According to JPMorgan, the market now has a better grasp of the company, as shown by the recent narrowing of the valuation gap between Engie and its peers. The stock is currently trading at about 14 times expected 2026 earnings, compared to 10 times at the beginning of last October.

In its note, the research firm points out that the company has regularly exceeded expectations in recent years, despite a challenging environment marked by falling prices and high volatility.

Looking ahead, the firm expects Engie to report 2025 results at the upper end of its target range and to indicate that 2026 should mark the low point for its net profit.

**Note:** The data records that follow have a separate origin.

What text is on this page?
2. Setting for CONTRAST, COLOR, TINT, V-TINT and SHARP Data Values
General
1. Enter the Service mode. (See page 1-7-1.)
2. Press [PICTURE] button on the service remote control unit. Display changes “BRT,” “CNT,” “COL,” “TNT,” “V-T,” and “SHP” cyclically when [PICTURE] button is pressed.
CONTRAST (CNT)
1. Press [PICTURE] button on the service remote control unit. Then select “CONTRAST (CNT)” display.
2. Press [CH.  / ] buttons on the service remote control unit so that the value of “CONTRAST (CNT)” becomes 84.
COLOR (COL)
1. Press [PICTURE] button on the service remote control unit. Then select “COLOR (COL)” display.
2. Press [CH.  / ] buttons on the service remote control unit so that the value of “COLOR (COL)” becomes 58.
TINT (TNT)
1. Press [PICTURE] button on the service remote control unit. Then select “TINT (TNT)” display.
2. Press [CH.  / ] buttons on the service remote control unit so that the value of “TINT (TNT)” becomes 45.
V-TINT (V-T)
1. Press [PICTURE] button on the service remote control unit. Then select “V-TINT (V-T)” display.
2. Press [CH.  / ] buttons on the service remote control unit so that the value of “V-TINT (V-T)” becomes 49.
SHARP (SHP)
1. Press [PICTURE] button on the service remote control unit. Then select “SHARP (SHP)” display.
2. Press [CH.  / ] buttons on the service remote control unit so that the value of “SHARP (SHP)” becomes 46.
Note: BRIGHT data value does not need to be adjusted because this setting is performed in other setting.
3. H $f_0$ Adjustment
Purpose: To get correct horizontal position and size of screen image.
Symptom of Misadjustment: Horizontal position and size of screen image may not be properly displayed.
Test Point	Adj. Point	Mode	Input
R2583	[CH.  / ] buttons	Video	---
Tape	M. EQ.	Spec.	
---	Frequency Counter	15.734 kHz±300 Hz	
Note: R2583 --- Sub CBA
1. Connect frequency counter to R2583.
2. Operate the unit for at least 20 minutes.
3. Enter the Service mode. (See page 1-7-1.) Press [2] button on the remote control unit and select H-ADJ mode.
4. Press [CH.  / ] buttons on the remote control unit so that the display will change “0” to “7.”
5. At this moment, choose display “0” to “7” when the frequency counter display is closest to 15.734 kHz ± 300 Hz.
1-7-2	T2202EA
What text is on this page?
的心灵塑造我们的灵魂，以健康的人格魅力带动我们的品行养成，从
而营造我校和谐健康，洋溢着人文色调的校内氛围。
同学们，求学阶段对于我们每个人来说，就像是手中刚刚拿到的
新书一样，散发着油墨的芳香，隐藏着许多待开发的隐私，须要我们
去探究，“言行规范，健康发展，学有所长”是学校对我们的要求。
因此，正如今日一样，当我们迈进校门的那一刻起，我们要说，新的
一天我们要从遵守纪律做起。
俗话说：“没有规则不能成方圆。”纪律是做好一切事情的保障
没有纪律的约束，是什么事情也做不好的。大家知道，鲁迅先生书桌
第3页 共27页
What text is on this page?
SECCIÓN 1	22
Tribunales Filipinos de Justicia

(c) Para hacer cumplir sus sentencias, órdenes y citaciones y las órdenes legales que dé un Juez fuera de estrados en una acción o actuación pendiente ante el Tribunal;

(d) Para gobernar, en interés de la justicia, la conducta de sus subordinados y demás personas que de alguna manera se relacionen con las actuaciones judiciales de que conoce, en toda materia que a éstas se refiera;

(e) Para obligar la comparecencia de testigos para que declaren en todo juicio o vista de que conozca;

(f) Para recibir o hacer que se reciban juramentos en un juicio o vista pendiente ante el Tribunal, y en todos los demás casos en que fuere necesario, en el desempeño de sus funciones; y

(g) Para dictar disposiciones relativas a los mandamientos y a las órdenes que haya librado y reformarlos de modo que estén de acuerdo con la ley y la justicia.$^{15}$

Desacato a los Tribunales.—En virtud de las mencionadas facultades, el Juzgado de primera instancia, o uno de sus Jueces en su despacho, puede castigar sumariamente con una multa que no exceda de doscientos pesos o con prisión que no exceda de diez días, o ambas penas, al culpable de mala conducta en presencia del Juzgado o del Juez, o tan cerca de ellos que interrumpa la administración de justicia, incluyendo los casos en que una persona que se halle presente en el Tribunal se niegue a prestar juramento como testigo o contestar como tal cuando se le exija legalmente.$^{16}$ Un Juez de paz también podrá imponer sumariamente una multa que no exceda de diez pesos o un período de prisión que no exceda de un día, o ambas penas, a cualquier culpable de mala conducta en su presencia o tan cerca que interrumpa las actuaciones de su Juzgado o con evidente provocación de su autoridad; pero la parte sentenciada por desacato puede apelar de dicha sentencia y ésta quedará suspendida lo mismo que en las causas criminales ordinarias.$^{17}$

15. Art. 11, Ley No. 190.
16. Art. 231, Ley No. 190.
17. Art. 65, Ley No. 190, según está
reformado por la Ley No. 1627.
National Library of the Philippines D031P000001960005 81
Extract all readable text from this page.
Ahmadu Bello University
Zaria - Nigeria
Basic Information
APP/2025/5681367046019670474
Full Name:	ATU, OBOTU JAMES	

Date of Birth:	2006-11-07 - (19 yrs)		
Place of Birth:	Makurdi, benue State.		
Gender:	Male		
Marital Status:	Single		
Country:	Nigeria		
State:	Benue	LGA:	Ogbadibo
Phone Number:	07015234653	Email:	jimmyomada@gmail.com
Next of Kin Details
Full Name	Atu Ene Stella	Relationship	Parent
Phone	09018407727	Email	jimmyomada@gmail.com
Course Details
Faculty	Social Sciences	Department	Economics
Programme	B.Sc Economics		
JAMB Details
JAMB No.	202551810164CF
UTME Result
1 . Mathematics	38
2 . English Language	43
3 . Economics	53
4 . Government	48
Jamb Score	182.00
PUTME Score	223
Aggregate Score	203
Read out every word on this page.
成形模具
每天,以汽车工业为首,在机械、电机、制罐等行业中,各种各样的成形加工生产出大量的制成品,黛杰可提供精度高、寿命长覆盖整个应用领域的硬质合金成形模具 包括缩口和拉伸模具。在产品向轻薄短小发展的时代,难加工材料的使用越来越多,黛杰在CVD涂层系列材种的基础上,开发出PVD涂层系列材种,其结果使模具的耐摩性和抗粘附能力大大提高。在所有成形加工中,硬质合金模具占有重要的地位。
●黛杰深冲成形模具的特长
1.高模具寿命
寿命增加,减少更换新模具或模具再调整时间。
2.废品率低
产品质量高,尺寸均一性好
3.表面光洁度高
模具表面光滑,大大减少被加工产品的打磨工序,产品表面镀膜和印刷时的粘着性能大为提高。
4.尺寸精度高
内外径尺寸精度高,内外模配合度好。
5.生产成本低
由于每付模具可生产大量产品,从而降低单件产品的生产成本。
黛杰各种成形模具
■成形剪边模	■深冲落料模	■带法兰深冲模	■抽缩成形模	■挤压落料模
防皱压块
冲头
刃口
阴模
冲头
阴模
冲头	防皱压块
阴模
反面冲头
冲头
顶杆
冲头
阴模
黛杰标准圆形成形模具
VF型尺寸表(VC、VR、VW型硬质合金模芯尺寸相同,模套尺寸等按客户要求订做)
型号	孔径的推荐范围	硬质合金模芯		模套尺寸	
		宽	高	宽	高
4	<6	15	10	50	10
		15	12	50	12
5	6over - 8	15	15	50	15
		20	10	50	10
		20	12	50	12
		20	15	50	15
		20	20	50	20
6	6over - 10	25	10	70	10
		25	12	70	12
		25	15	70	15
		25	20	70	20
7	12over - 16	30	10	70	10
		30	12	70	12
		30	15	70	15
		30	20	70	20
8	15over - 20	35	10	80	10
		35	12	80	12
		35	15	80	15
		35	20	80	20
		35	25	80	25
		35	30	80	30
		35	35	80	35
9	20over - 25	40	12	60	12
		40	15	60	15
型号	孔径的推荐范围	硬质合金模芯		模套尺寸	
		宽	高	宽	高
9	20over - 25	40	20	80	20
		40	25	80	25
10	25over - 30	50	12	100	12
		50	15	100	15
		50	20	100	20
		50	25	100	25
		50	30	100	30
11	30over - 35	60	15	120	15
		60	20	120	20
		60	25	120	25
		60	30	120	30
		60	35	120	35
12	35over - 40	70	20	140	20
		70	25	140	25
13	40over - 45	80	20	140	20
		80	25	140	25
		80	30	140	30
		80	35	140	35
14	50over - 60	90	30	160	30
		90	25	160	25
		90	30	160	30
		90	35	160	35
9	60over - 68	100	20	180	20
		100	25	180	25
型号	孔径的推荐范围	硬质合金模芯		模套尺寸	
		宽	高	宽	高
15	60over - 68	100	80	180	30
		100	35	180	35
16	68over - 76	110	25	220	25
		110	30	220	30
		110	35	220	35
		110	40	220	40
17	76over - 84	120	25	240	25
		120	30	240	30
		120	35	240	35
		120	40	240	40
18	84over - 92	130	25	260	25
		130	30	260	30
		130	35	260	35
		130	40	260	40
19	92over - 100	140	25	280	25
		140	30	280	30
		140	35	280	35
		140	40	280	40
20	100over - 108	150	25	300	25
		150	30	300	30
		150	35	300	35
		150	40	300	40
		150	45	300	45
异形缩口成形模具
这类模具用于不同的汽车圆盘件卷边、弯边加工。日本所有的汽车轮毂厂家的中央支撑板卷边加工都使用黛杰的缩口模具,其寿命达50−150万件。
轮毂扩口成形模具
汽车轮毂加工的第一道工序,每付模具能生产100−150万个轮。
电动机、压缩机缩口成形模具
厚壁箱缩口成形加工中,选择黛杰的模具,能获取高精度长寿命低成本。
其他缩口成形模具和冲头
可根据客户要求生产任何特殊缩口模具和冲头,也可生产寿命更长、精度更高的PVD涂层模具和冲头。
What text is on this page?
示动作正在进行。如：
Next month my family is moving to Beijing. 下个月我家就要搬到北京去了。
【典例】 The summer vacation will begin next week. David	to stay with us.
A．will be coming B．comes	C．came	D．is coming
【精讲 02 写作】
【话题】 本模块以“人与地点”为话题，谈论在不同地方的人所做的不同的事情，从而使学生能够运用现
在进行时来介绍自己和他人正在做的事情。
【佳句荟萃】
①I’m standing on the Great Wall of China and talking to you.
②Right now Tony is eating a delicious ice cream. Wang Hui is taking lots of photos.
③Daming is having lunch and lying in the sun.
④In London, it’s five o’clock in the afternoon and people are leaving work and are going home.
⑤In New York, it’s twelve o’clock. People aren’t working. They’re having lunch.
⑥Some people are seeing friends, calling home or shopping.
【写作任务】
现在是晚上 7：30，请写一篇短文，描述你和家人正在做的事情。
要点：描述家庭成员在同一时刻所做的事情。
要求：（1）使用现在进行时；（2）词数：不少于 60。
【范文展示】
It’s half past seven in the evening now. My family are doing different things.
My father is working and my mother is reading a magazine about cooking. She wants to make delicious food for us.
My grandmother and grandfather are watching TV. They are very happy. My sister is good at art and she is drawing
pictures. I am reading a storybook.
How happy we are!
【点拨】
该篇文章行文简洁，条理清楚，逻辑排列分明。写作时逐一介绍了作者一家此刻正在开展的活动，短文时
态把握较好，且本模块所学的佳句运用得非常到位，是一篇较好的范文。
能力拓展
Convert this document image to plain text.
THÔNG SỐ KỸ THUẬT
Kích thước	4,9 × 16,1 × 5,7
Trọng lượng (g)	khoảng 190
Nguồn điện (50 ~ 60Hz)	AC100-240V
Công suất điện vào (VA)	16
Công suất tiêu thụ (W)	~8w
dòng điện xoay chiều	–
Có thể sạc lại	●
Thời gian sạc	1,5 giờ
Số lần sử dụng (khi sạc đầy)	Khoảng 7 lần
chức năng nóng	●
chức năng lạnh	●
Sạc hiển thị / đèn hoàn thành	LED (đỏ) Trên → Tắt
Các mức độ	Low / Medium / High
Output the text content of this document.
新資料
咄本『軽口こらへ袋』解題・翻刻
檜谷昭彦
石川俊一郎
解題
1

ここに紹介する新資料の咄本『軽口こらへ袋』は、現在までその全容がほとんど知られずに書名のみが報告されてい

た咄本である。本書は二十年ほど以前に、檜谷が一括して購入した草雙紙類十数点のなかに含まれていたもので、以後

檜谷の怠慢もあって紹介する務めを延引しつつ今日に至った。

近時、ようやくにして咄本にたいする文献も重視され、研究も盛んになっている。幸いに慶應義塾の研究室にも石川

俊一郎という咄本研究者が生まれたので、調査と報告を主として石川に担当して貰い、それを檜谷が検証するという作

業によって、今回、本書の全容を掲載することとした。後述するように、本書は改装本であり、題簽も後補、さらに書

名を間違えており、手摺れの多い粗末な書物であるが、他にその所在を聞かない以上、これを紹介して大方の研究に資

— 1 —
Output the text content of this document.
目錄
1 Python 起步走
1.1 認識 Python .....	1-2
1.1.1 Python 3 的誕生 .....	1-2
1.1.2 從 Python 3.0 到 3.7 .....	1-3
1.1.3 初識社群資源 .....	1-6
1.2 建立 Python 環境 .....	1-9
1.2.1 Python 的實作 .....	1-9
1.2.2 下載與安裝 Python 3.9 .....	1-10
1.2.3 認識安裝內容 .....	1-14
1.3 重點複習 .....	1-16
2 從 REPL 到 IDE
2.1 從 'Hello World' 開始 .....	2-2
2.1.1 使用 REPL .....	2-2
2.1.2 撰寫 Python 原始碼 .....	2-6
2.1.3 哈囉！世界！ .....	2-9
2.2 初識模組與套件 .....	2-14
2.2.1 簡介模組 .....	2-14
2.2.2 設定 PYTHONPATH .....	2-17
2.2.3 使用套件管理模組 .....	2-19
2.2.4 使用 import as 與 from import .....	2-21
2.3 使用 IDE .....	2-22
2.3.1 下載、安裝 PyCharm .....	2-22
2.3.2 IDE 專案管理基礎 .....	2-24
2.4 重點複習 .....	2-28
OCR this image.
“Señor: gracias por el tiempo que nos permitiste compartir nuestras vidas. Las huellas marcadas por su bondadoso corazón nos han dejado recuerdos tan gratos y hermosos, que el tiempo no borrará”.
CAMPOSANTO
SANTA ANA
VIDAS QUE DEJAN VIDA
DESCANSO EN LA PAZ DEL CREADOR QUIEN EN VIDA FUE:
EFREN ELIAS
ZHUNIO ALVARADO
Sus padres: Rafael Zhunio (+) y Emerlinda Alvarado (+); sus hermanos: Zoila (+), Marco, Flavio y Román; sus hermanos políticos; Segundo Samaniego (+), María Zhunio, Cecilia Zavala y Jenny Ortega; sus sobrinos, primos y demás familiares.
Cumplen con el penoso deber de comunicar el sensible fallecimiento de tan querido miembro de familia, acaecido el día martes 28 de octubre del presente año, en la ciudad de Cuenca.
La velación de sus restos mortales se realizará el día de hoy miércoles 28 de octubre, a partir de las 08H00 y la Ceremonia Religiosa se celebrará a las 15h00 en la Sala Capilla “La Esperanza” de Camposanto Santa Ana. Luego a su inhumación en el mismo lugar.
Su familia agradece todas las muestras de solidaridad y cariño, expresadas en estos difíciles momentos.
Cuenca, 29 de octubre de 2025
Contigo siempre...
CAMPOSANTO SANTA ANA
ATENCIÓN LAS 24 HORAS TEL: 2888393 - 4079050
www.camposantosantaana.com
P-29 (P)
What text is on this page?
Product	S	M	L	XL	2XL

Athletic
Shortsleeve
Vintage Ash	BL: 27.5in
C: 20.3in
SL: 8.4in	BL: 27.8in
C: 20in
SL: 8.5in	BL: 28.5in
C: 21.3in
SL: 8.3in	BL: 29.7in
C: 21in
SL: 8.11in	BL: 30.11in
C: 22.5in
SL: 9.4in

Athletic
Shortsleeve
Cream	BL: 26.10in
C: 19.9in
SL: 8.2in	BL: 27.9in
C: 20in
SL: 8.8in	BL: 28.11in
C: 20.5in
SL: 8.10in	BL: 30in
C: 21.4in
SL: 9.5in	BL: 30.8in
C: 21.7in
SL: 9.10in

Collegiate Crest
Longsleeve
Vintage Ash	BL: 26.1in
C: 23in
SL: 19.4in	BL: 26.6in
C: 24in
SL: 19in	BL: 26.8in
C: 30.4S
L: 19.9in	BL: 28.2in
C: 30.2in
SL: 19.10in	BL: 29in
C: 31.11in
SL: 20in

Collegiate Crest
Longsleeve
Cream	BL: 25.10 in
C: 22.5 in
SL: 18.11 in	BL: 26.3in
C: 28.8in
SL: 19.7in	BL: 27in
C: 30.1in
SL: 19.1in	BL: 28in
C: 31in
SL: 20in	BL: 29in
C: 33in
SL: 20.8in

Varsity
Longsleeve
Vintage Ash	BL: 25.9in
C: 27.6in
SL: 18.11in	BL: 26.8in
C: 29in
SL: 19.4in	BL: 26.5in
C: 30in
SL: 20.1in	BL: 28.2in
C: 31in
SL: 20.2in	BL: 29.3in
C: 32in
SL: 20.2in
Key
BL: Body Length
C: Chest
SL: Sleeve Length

Beyond 2026, JPMorgan forecasts earnings growth of around 5% per year in 2027 and 2028—a scenario that could disappoint investors hoping for a sharper rebound after the expected 2026 trough.

While the firm remains positive on Engie's growth prospects in renewables, with value creation ahead, it has also identified several headwinds, such as a strong euro and weaker-than-expected forward electricity prices in France.

In this context, the stock's recent strong performance seems to offer an opportunity to take profits, JPMorgan concludes, downgrading its recommendation from "overweight" to "neutral" with a price target of 24.5 euros. The firm says it prefers companies with higher earnings growth potential, particularly RWE and SSE.